У меня нет ни чувства цели, ни самообладания. Я действительно неудачник и бесполезный тип, способный только разочаровывать, как говорил мой отец. Я слаб. Я трус. Я слишком часто позволяю эмоциям одержать надо мной верх. В результате я все потерял. Джульетта в опасности. Сейчас нам больше, чем когда-либо, нужно держаться вместе. Я должен ее предупредить, поговорить с ней, должен ее защищать, но она ушла. Она снова меня презирает.
А я опять здесь.
В бездне. В пропасти.
Медленно растворяюсь в кислоте эмоций.
Джульетта
Одиночество – странная штука.
Оно подкрадывается медленно и тихо, сидит рядом с тобой в темноте и гладит тебя по волосам, когда ты спишь. Одиночество обволакивает твои кости, стискивая так сильно, что ты почти не можешь дышать, почти не слышишь биение своей крови, когда оно поднимается по твоей коже и касается губами мягких волосков у тебя на затылке. Оно оставляет ложь в твоем сердце, ложится рядом с тобой на ночь, пиявкой высасывает свет из каждого уголка. Это вечный компаньон, держащий тебя за руку, лишь чтобы дернуть вниз, когда ты пытаешься встать, сдерживающий твои слезы, лишь чтобы отправить их вниз по твоему горлу – комком. Одиночество пугает тебя, просто стоя рядом.
Ты просыпаешься утром и не знаешь, кто ты. Ты не можешь заснуть по ночам, дрожа в собственной коже. Ты сомневаешься, ты сомневаешься, ты сомневаешься
а я должна?
разве я не должна?
не стоит ли мне?
почему бы мне не?
И даже когда ты готова расстаться с одиночеством, вырваться на свободу, стать новым человеком, одиночество, как давний друг, отражается рядом с тобой в зеркале, глядит тебе в глаза и подбивает попробовать прожить без него. Ты не можешь подобрать слова, чтобы побороть себя и прокричать, что одиночества недостаточно, никогда не было достаточно и никогда не будет достаточно.
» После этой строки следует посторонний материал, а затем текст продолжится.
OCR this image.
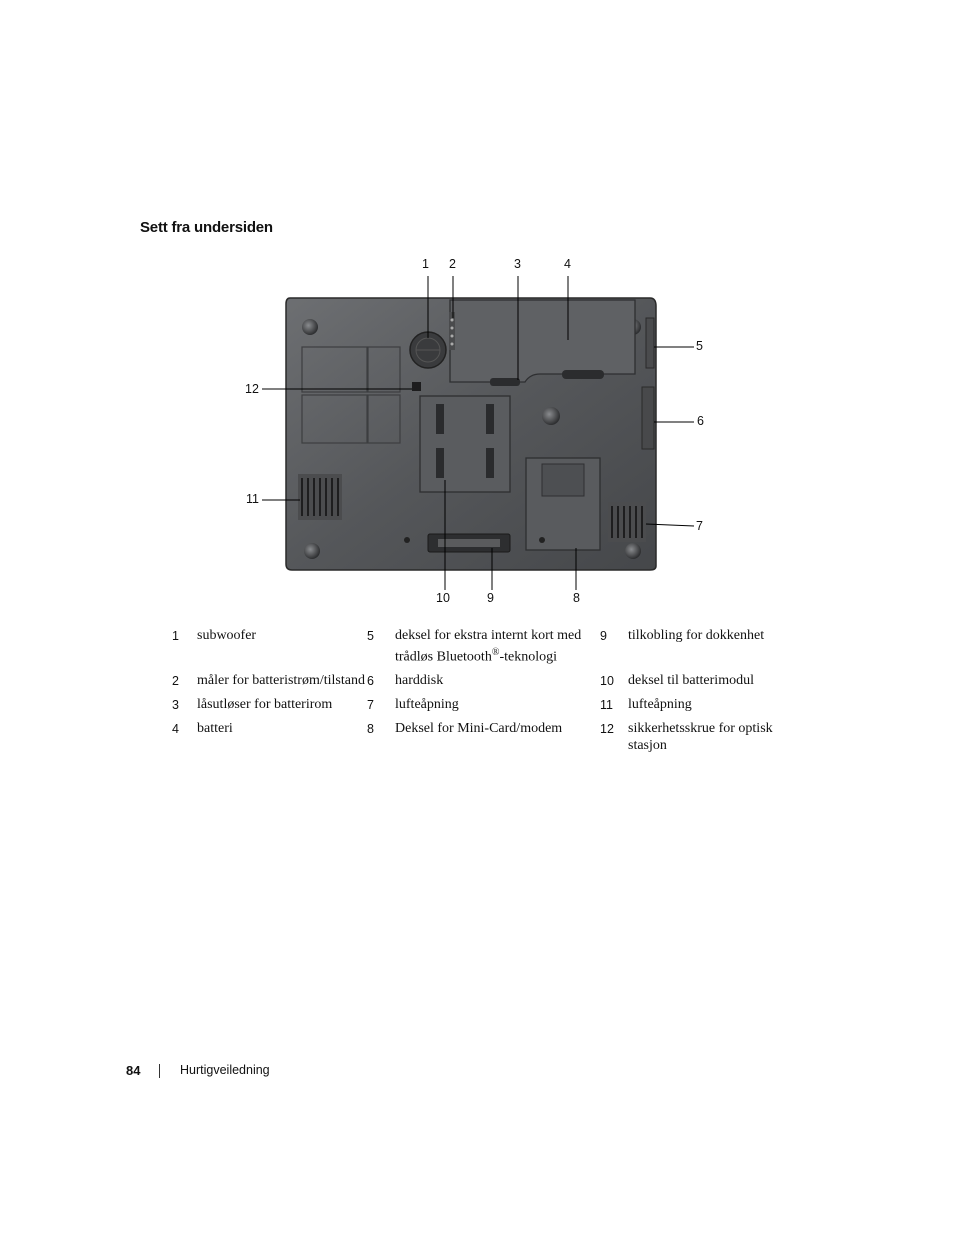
Sett fra undersiden
1 2	3	4
5
6
7
8
9
10
11
12
1	subwoofer	5	deksel for ekstra internt kort med trådløs Bluetooth®-teknologi	9	tilkobling for dokkenhet
2	måler for batteristrøm/tilstand	6	harddisk	10	deksel til batterimodul
3	låsutløser for batterirom	7	lufteåpning	11	lufteåpning
4	batteri	8	Deksel for Mini-Card/modem	12	sikkerhetsskrue for optisk stasjon
84	Hurtigveiledning
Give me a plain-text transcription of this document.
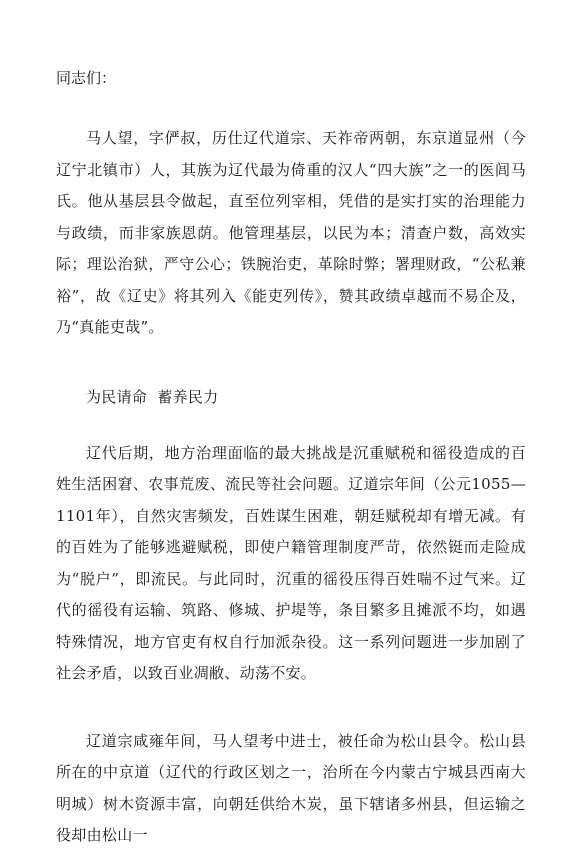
同志们：

马人望，字俨叔，历仕辽代道宗、天祚帝两朝，东京道显州（今辽宁北镇市）人，其族为辽代最为倚重的汉人“四大族”之一的医闾马氏。他从基层县令做起，直至位列宰相，凭借的是实打实的治理能力与政绩，而非家族恩荫。他管理基层，以民为本；清查户数，高效实际；理讼治狱，严守公心；铁腕治吏，革除时弊；署理财政，“公私兼裕”，故《辽史》将其列入《能吏列传》，赞其政绩卓越而不易企及，乃“真能吏哉”。

为民请命  蓄养民力

辽代后期，地方治理面临的最大挑战是沉重赋税和徭役造成的百姓生活困窘、农事荒废、流民等社会问题。辽道宗年间（公元1055—1101年），自然灾害频发，百姓谋生困难，朝廷赋税却有增无减。有的百姓为了能够逃避赋税，即使户籍管理制度严苛，依然铤而走险成为“脱户”，即流民。与此同时，沉重的徭役压得百姓喘不过气来。辽代的徭役有运输、筑路、修城、护堤等，条目繁多且摊派不均，如遇特殊情况，地方官吏有权自行加派杂役。这一系列问题进一步加剧了社会矛盾，以致百业凋敝、动荡不安。

辽道宗咸雍年间，马人望考中进士，被任命为松山县令。松山县所在的中京道（辽代的行政区划之一，治所在今内蒙古宁城县西南大明城）树木资源丰富，向朝廷供给木炭，虽下辖诸多州县，但运输之役却由松山一
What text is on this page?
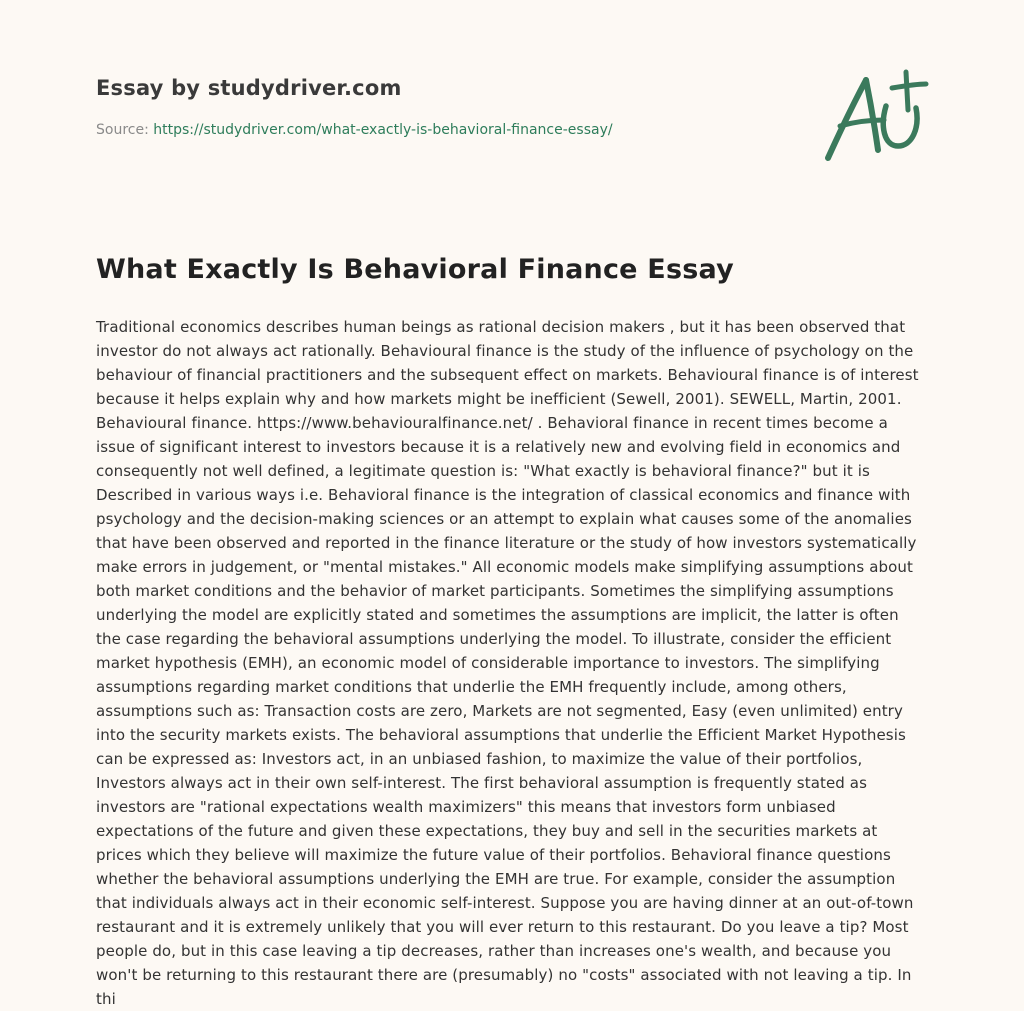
Essay by studydriver.com
Source: https://studydriver.com/what-exactly-is-behavioral-finance-essay/
What Exactly Is Behavioral Finance Essay

Traditional economics describes human beings as rational decision makers , but it has been observed that investor do not always act rationally. Behavioural finance is the study of the influence of psychology on the behaviour of financial practitioners and the subsequent effect on markets. Behavioural finance is of interest because it helps explain why and how markets might be inefficient (Sewell, 2001). SEWELL, Martin, 2001. Behavioural finance. https://www.behaviouralfinance.net/ . Behavioral finance in recent times become a issue of significant interest to investors because it is a relatively new and evolving field in economics and consequently not well defined, a legitimate question is: "What exactly is behavioral finance?" but it is Described in various ways i.e. Behavioral finance is the integration of classical economics and finance with psychology and the decision-making sciences or an attempt to explain what causes some of the anomalies that have been observed and reported in the finance literature or the study of how investors systematically make errors in judgement, or "mental mistakes." All economic models make simplifying assumptions about both market conditions and the behavior of market participants. Sometimes the simplifying assumptions underlying the model are explicitly stated and sometimes the assumptions are implicit, the latter is often the case regarding the behavioral assumptions underlying the model. To illustrate, consider the efficient market hypothesis (EMH), an economic model of considerable importance to investors. The simplifying assumptions regarding market conditions that underlie the EMH frequently include, among others, assumptions such as: Transaction costs are zero, Markets are not segmented, Easy (even unlimited) entry into the security markets exists. The behavioral assumptions that underlie the Efficient Market Hypothesis can be expressed as: Investors act, in an unbiased fashion, to maximize the value of their portfolios, Investors always act in their own self-interest. The first behavioral assumption is frequently stated as investors are "rational expectations wealth maximizers" this means that investors form unbiased expectations of the future and given these expectations, they buy and sell in the securities markets at prices which they believe will maximize the future value of their portfolios. Behavioral finance questions whether the behavioral assumptions underlying the EMH are true. For example, consider the assumption that individuals always act in their economic self-interest. Suppose you are having dinner at an out-of-town restaurant and it is extremely unlikely that you will ever return to this restaurant. Do you leave a tip? Most people do, but in this case leaving a tip decreases, rather than increases one's wealth, and because you won't be returning to this restaurant there are (presumably) no "costs" associated with not leaving a tip. In thi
Одиночество – желчный и жалкий компаньон.
Иногда оно просто не отпускает.
Первым делом по возвращении на базу я приказываю Делалье перенести все мои вещи к Андерсону – мне физически непереносима мысль постоянно видеть Уорнера. Я еще не придумала, как вести себя с его бывшей подружкой. Не представляю, как пройдет знакомство, и не собираюсь морочить себе голову.
Слишком я зла.
Если верить Назире, все наши попытки поиграть в дипломатию и прием у себя на международной конференции лидеров континентов ничего не стоят. Все, ради чего мы трудились, – чепуха. По словам Назиры, Сектор 45 вообще сотрут с лица земли вместе с населением, а не только нашей штаб-квартирой и солдатами. Женщины, дети – все погибнут.
Сектор 45, значит, должен попросту исчезнуть?
Эта новость лишает меня остатков самоконтроля.
Бывшие покои Андерсона огромны – по сравнению с ними комнаты Уорнера просто конура, и когда Делалье оставляет меня одну, я могу насладиться привилегиями своего фальшивого положения Верховной главнокомандующей. Два кабинета, два зала для совещаний, полностью оборудованная кухня, просторная спальня, три ванные, две гостевые комнаты, четыре шкафа, набитые одеждой – сынок-то в отца пошел, – и многое другое. Прежде я не оставалась здесь надолго – мне ведь нужен только офис.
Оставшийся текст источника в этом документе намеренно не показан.